Fermato e arrestato poco dopo, il 31enne, con precedenti penali, è stato più volte in passato sottoposto a “perizie psichiatriche dalle quali è emerso – ha spiegato il suo legale Paolo Casini, che lo assiste assieme alla collega Vania Bracaletti -, che è seminfermo di mente, con diagnosi di Adhd, ovvero disturbo da deficit di attenzione, aggravato dai problemi dovuti alla tossicodipendenza che si sono sovrapposti negli anni. È stato inoltre dichiarato ‘socialmente pericoloso’”.
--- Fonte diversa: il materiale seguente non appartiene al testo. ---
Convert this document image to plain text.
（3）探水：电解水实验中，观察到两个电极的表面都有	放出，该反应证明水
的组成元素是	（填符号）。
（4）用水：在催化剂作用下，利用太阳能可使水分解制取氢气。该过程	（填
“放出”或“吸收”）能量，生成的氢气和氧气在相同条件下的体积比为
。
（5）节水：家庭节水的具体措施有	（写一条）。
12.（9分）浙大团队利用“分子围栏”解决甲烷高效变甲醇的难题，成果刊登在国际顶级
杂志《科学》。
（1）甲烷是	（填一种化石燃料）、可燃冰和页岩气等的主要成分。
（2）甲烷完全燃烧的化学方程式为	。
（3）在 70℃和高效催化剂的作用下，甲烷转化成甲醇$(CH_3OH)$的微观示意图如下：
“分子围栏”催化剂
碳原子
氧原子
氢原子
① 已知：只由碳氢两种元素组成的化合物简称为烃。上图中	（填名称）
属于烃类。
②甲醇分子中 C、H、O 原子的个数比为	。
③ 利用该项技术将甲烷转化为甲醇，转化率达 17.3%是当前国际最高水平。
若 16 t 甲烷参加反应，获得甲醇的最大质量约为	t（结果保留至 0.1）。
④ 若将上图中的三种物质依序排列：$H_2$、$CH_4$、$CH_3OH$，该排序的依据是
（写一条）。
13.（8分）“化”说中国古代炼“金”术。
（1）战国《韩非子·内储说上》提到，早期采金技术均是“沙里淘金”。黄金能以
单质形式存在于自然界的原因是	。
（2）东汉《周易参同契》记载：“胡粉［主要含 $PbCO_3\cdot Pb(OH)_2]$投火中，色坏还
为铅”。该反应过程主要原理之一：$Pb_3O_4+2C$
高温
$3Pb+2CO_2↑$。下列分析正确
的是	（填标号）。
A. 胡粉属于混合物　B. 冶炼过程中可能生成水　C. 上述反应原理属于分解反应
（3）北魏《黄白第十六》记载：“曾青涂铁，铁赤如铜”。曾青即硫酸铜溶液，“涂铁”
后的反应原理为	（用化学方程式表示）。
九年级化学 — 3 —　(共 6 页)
Stamani davanti al gip, Sardo non si è avvalso della facoltà di non rispondere. Avrebbe riportato al giudice esattamente quanto detto davanti al procuratore Massimiliano Siddi, che coordina le indagini assieme al procuratore capo Paolo Auriemma, nella caserma dei carabinieri di Ronciglione nella notte di giovedì. “Sono innocente – ha riferito al giudice -. Mercoledì sono uscito di casa per incontrare una persona e farmi dare delle sigarette. Ma non ho mai incontrato Cristofori, non ho commesso nulla”.
Mammagialla – La polizia penitenziaria
Alla base dell’aggressione mortale, secondo quanto ricostruito dagli inquirenti, ci sarebbe una richiesta di soldi. Pochi spicci che Sardo era solito chiedere alla gente in paese, e pure a Cristofori. Ma il 68enne, mercoledì sera, glieli avrebbe rifiutati. Così il raptus violento e improvviso.
Intanto gli inquirenti sono ancora alla ricerca dell’arma utilizzata per il brutale assassinio. L’appartamento in cui Sardo abita, in via Mazzini a pochi metri da quella della vittima in via Sant’Egidio, è stata posta sotto sequestro. Così come sono stati sequestrati tutti i coltelli presenti nell’abitazione ed è stato trattenuto anche il suo cellulare. Tutti oggetti che saranno sottoposti a perizia per trovare eventuali tracce riconducibili al delitto di cui il 31 enne è l’unico imputato.
Barbara Bianchi
Presunzione di innocenza
Nel sistema penale italiano vige la presunzione di innocenza fino alla sentenza definitiva. Presunzione di innocenza che si basa sull’articolo 27 della costituzione italiana secondo il quale una persona “non è considerata colpevole sino alla condanna definitiva”.